CA Paris, 1re ch. A, 20 septembre 1993, n° 92-24811

PARIS

Arrêt

PARTIES

Demandeur :

VAG France (SA)

Défendeur :

Société Cadurcienne de Diffusion Automobile (SA)

COMPOSITION DE LA JURIDICTION

Président :

M. Guérin (faisant fonction)

Conseillers :

MM. Faucher, Albertini

Avoués :

SCP Barrier, Monin, SCP Roblin Chaix de Lavarene

Avocats :

Mes Vogel, Bourgeon

T. com. Cahors, du 19 févr. 1991

19 février 1991

Saisie sur renvoi de la Cour d'appel d'Agen, la Cour statue sur l'appel formé par la Société VAG France à l'encontre du jugement rendu le 19 février 1991 par le Tribunal de Commerce de Cahors dans le litige l'opposant à la Société Cadurcienne de Diffusion Automobile dite Socadia.

Référence étant faite à cette décision et aux écritures échangées entre les parties pour un plus ample exposé des faits et de la procédure, il convient de rappeler les éléments suivants.

Depuis 1966, les Établissements Navarre, exploités initialement à titre personnel par M. Georges Navarre, puis sous la forme d'une société dont la dénomination est devenue Socadia, ont été chargées par la Société Volkswagen France, aux droits de laquelle se trouve la Société VAG, de représenter les marques Volkswagen et Audi dans le département du Lot, tout en étant autorisés à représenter simultanément la marque Mercedes.

le 26 février 1986, la Société VAG a conclu avec Socadia un nouveau contrat de concession pour une durée déterminée de quatre ans, qui comportait en son article IV-3 une adjonction manuscrite l'autorisant à poursuivre la représentation de la marque Mercedes conjointement aux marques Volkswagen et Audi.

Après avoir demandé à Socadia, notamment par télex du 9 septembre 1986, d'abandonner la représentation de la marque Mercedes au plus tard le 31 décembre 1987, la Société VAG lui a proposé le 2 juin 1988 de lui présenter " un montage juridique et financier permettant la séparation de ses marques avec Mercedes " pour le 31 décembre 1988.

Le 16 décembre 1988, elle a demandé à Socadia de lui consacrer " l'ensemble de ses moyens matériels et humains " pour le 31 décembre 1989.

Enfin, après avoir réitéré ces exigences le 5 juin 1989, la Société VAG a accepté de rencontrer les responsables de Socadia le 6 novembre pour une réunion, au cours de laquelle il était convenu de procéder à la création de deux sociétés distinctes et d'aménager les locaux de manière à avoir des signalisations et entrées distinctes pour les marques concurrentes.
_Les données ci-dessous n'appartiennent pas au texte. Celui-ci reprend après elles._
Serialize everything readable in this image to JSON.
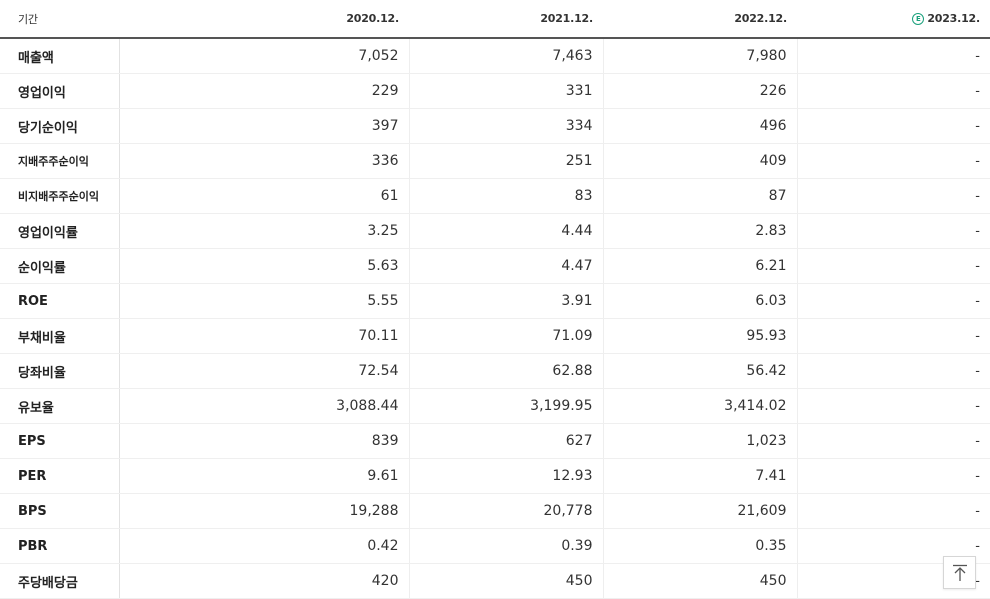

Socadia lui ayant soumis au cours du mois de décembre suivant une étude architecturale réalisée à cet effet, la Société VAG lui a écrit le 29 décembre 1989 que les structures mises à sa disposition étaient insuffisantes et lui a notifié le non renouvellement de son contrat.

Exposant que la Société VAG avait cessé de la livrer à partir du 1er janvier 1990, Socadia l'a assignée le 30 avril suivant en réparation du préjudice commercial qui lui était ainsi causé.

Tout en relevant que la Société VAG pouvait refuser à Socadia la conclusion d'un nouveau contrat de concession et que le grief de refus de vente ne saurait être maintenu pour la période post-contractuelle, le jugement déféré a en revanche estimé que l'interruption totale de fournitures tant en véhicules neufs commandés qu'en pièces détachées dénotait une volonté de nuire à son ancien concessionnaire et l'a condamnée à lui payer la somme de 710.500 F pour la perte financière subie en 1990 ainsi que celle de 100.000 F pour la perte de clientèle, en ordonnant l'exécution provisoire de cette décision à hauteur de 700.000 F.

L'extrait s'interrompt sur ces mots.